Students traveling from Ireland to the US on a J-1 visa, which provides for Summer work-related travel, will now be required to find a job in the US before they move there due to new changes recently announced at the US embassy in Ireland.
J-1 students from Ireland will need to provide proof of a pre-arranged job in their visa application. This new policy will come into effect beginning in 2016.
According to Lauren Lovelace, the US embassy’s director of public diplomacy and public affairs, the decision would affect all other visa-waiver countries, including the UK, Germany, France, and the Czech Republic.
Irish officials believe that the number of participants in the program may drop as much as 60-80% from the 7,000 J-1 visas that the US issued this year. They have therefore been lobbying against the changes since they were first proposed, reports Carl O’Brien of the Irish Times. About 150,000 Irish students in total have traveled to the US on J-1 visas in the fifty years since the policy’s birth, and on average they have taken two weeks to land a job once they arrive in America.
Minister for Foreign Affairs Charlie Flanagan said:
It was with some concern that I learned of the proposal to require applicants to arrange employment in advance of travel in order to obtain their J1 visas.
I raised the matter with very senior members of the US Administration during my visit to the US last month and I have in recent days also written to Secretary of State Kerry outlining my concerns.
According to the embassy, the new requirement will ensure “greater safety and security of participants, greater compliance, and a more rewarding cultural experience,” reports the BBC.
Lovelace stated that the change in policy had nothing to do with current events or the state of diplomacy between Ireland and the US. She notes that the policy changes reflect the standards of almost every other country in the world.
Supporters have also said that the new policy is fairer to students who don’t have the money to travel and then find work, reports Greg Harkin of the Independent.
Taoiseach Enda Kenny expressed worries that the paperwork would limit the number of granted visas, and that many students might instead use holiday visas to work illegally.

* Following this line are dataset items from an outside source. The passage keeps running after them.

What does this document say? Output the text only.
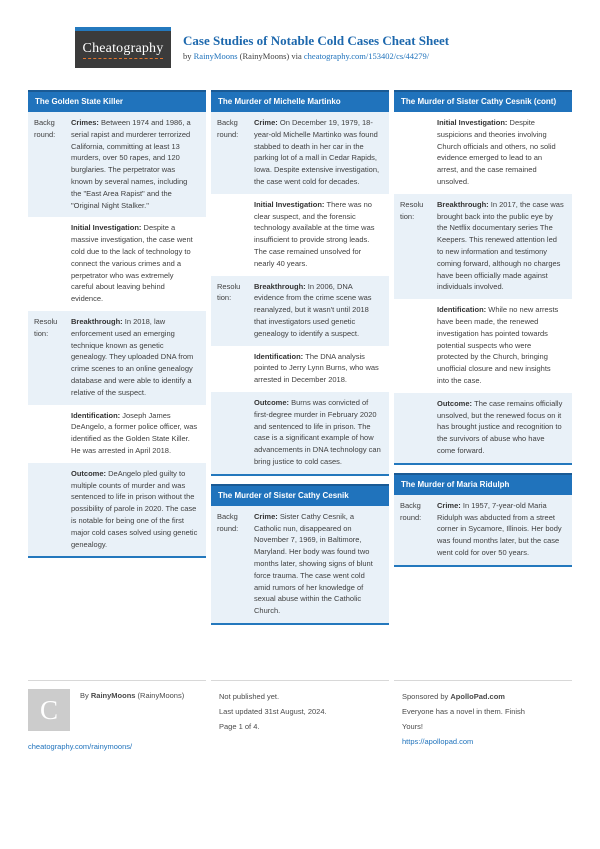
Cheatography Case Studies of Notable Cold Cases Cheat Sheet
by RainyMoons (RainyMoons) via cheatography.com/153402/cs/44279/
The Golden State Killer
Backg round:
Crimes: Between 1974 and 1986, a serial rapist and murderer terrorized California, committing at least 13 murders, over 50 rapes, and 120 burglaries. The perpetrator was known by several names, including the "East Area Rapist" and the "Original Night Stalker."
Initial Investigation: Despite a massive investigation, the case went cold due to the lack of technology to connect the various crimes and a perpetrator who was extremely careful about leaving behind evidence.
Resolu tion:
Breakthrough: In 2018, law enforcement used an emerging technique known as genetic genealogy. They uploaded DNA from crime scenes to an online genealogy database and were able to identify a relative of the suspect.
Identification: Joseph James DeAngelo, a former police officer, was identified as the Golden State Killer. He was arrested in April 2018.
Outcome: DeAngelo pled guilty to multiple counts of murder and was sentenced to life in prison without the possibility of parole in 2020. The case is notable for being one of the first major cold cases solved using genetic genealogy.
The Murder of Michelle Martinko
Backg round:
Crime: On December 19, 1979, 18-year-old Michelle Martinko was found stabbed to death in her car in the parking lot of a mall in Cedar Rapids, Iowa. Despite extensive investigation, the case went cold for decades.
Initial Investigation: There was no clear suspect, and the forensic technology available at the time was insufficient to provide strong leads. The case remained unsolved for nearly 40 years.
Resolu tion:
Breakthrough: In 2006, DNA evidence from the crime scene was reanalyzed, but it wasn't until 2018 that investigators used genetic genealogy to identify a suspect.
Identification: The DNA analysis pointed to Jerry Lynn Burns, who was arrested in December 2018.
Outcome: Burns was convicted of first-degree murder in February 2020 and sentenced to life in prison. The case is a significant example of how advancements in DNA technology can bring justice to cold cases.
The Murder of Sister Cathy Cesnik
Backg round:
Crime: Sister Cathy Cesnik, a Catholic nun, disappeared on November 7, 1969, in Baltimore, Maryland. Her body was found two months later, showing signs of blunt force trauma. The case went cold amid rumors of her knowledge of sexual abuse within the Catholic Church.
The Murder of Sister Cathy Cesnik (cont)
Initial Investigation: Despite suspicions and theories involving Church officials and others, no solid evidence emerged to lead to an arrest, and the case remained unsolved.
Resolu tion:
Breakthrough: In 2017, the case was brought back into the public eye by the Netflix documentary series The Keepers. This renewed attention led to new information and testimony coming forward, although no charges have been officially made against individuals involved.
Identification: While no new arrests have been made, the renewed investigation has pointed towards potential suspects who were protected by the Church, bringing unofficial closure and new insights into the case.
Outcome: The case remains officially unsolved, but the renewed focus on it has brought justice and recognition to the survivors of abuse who have come forward.
The Murder of Maria Ridulph
Backg round:
Crime: In 1957, 7-year-old Maria Ridulph was abducted from a street corner in Sycamore, Illinois. Her body was found months later, but the case went cold for over 50 years.
C	By RainyMoons (RainyMoons)
cheatography.com/rainymoons/
Not published yet.
Last updated 31st August, 2024.
Page 1 of 4.
Sponsored by ApolloPad.com
Everyone has a novel in them. Finish
Yours!
https://apollopad.com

He said:
I am not keen on a situation where there could be an abrupt ending to the J1 system as we know it, through the dramatic introduction of a requirement for pre-employment.
The decision was made by independent sponsoring agencies in the US who choose and sponsor J-1 students, but it was supported by the US state department. According to the Belfast Telegraph, these agencies include CIEE, which works with the travel agency USIT, and Interexchange, which is partnered with SAYIT. The goal was to improve compliance with visa regulations, among other ends.